Shapey was a comparative outsider. Famously, the Pulitzer Board overturned the Committee and denied him the Prize. The discography offers but a slim fraction of what Shapey composed. (It seems unlikely that any other pianist is plotting to go up against Russell Sherman in Sonata Profondo.)
In 2024 both composers are a bit out of style, of course. Between them Shapey might have a slightly better chance of being rediscovered, for he is just so good and so pure of heart. My friends like him! Matthew Guerrieri told me that Shapey’s attitude and emotional directness brought to mind Charles Bukowski. Miranda Cuckson has personally uploaded her extensive and sensational Shapey violin recordings to YouTube, some of which feature Blair McMillen on piano.
FWIW, I got to namecheck the maestro in The New York Times this past summer when Seth Coulter Walls reviewed Miranda and myself in recital. When Walls asked me about my own piano sonata, I said, “I feel James P. with me.
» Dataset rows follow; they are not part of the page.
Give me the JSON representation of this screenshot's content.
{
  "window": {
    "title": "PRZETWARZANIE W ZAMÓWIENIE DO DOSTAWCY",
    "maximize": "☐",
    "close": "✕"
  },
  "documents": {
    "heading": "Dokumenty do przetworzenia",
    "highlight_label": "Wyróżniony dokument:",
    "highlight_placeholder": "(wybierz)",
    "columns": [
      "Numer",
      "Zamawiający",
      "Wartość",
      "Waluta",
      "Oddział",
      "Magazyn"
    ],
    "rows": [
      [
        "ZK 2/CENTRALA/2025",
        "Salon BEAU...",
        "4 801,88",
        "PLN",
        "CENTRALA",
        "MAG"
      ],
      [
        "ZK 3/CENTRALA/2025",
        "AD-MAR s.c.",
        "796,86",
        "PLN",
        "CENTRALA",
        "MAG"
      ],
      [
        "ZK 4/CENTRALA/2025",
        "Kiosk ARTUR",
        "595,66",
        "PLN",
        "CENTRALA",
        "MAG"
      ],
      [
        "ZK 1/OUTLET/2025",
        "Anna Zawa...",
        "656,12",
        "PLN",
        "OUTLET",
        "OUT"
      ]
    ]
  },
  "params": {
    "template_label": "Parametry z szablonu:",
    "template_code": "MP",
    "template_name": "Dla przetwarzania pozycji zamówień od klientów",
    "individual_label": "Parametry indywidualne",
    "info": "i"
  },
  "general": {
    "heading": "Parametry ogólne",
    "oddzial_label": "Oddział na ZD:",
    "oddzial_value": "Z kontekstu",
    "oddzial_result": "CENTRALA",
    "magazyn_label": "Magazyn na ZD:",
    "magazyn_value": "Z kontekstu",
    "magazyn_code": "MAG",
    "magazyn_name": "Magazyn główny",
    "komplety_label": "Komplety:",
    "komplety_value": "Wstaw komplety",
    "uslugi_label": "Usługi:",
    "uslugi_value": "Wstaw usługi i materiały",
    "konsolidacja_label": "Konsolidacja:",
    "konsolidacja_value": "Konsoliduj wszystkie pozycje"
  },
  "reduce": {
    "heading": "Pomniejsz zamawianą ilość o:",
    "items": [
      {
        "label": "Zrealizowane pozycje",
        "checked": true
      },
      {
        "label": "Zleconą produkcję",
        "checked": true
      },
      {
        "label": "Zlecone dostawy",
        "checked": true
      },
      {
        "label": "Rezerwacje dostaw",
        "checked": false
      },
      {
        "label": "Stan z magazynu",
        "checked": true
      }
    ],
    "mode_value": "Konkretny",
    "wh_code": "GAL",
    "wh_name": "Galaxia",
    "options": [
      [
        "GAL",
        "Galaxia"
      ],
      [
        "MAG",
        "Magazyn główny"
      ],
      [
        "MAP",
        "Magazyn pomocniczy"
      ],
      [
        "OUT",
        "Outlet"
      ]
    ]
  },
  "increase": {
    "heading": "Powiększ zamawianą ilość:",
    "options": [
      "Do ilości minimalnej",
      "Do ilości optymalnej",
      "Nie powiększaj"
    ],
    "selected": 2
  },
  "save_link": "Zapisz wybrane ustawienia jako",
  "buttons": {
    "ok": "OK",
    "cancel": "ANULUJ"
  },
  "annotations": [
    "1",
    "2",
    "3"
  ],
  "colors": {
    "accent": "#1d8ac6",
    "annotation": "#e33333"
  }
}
I feel Erroll Garner with me. And I feel Ralph Shapey.”
I have such respect for the way Roger Sessions and Ralph Shapey fought so hard for such spectacular pitches. A rare and expensive photo of them in consultation together is always near my home piano.
Shapey was at the University of Chicago during my teenage years and my bohemian aunt and uncle dragged my fourteen year old self--enamored of Monk, Miles, Lead Belly, and Dylan--down to Hyde Park for a recital by his Contemporary Chamber Players. I can’t remember what was played, and I certainly can’t say I enjoyed it, but some things stay with you. As I ventured deeper into Cecil Taylor and acquainted myself with later Stravinsky (cf. your reference to the Plus Rite--one of the recordings I’m most proud of having released in my career) I began to make some connections, as well as with Braque, Picasso, and Rauschenberg. Almost 60 years later, I wish I could remember more and get back there. Cheers!